Sin titulo

by hola.com El actor, tres veces nominado al Oscar, la última vez en 2002 por Yo soy Sam, ya conocía la maravillosa sensación de alzarse con la Copa Volpi. Ocurrió en 1998 por su trabajo en Hurlyburly, un filme de Anthony Drazan. Esta vez, la crítica ha insistido en la genialidad interpretativa de Sean Penn.

Las mujeres también ganan
Tres mujeres se han hecho un importante hueco en el mundo del celuloide. Por una parte, la directora libanesa Randa Chahal Sabbag que se presentó a concurso con una tierna historia de amor, La cometa, entre una joven árabe y un soldado israelí en un puesto de frontera. El jurado internacional concedió a este trabajo el Gran Premio del Jurado. Por su parte, dos mujeres se mostraron radiantes por la decisión del jurado. Eran la actriz alemana Katjia Riemann, ganadora de la Copa Volpi, y Margarethe von Trotta, directora de Rossenstrasse, filme protagonizado por Katjia.

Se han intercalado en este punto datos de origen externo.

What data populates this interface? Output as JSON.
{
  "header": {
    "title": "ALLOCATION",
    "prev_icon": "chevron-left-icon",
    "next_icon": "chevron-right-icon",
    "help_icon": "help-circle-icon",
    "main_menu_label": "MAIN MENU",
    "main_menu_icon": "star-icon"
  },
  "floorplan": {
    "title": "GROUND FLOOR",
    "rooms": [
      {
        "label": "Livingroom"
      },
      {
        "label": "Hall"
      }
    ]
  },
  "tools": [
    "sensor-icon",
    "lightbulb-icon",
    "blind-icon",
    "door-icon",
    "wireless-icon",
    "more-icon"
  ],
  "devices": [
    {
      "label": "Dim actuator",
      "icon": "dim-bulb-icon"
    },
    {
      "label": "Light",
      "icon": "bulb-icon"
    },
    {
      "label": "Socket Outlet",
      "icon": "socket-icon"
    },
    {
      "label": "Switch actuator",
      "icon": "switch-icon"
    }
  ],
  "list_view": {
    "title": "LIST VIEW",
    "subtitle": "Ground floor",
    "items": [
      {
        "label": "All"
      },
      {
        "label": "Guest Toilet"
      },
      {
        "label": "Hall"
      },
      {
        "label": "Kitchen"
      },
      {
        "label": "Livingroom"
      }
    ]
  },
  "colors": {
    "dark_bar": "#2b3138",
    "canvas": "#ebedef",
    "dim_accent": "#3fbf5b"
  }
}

La actriz se ponía en la piel de la esposa de un judío en Berlín, en las postrimerías de la Segunda Guerra Mundial.

Otros premios sin fronteras
El director japonés Takeshi Kitano, que ya sedujo a público y crítica en 1997 por Hana-bi, logró un merecido premio como Mejor Director por su nuevo largometraje, Zatoichi, con tintes de ironía sobre las andanzas de un samurai ciego.
Un español, el joven Julio Robledo de Palma de Mallorca, ha logrado el premio al Mejor Cortometraje Europeo por su corto de animación en 3-D, The Tromouse Show, ur ratón de gira por el Nueva York de los años veinte.
La 60 edición del Festival de Venecia se despide dejando un agradable regusto a justicia y profesionalidad.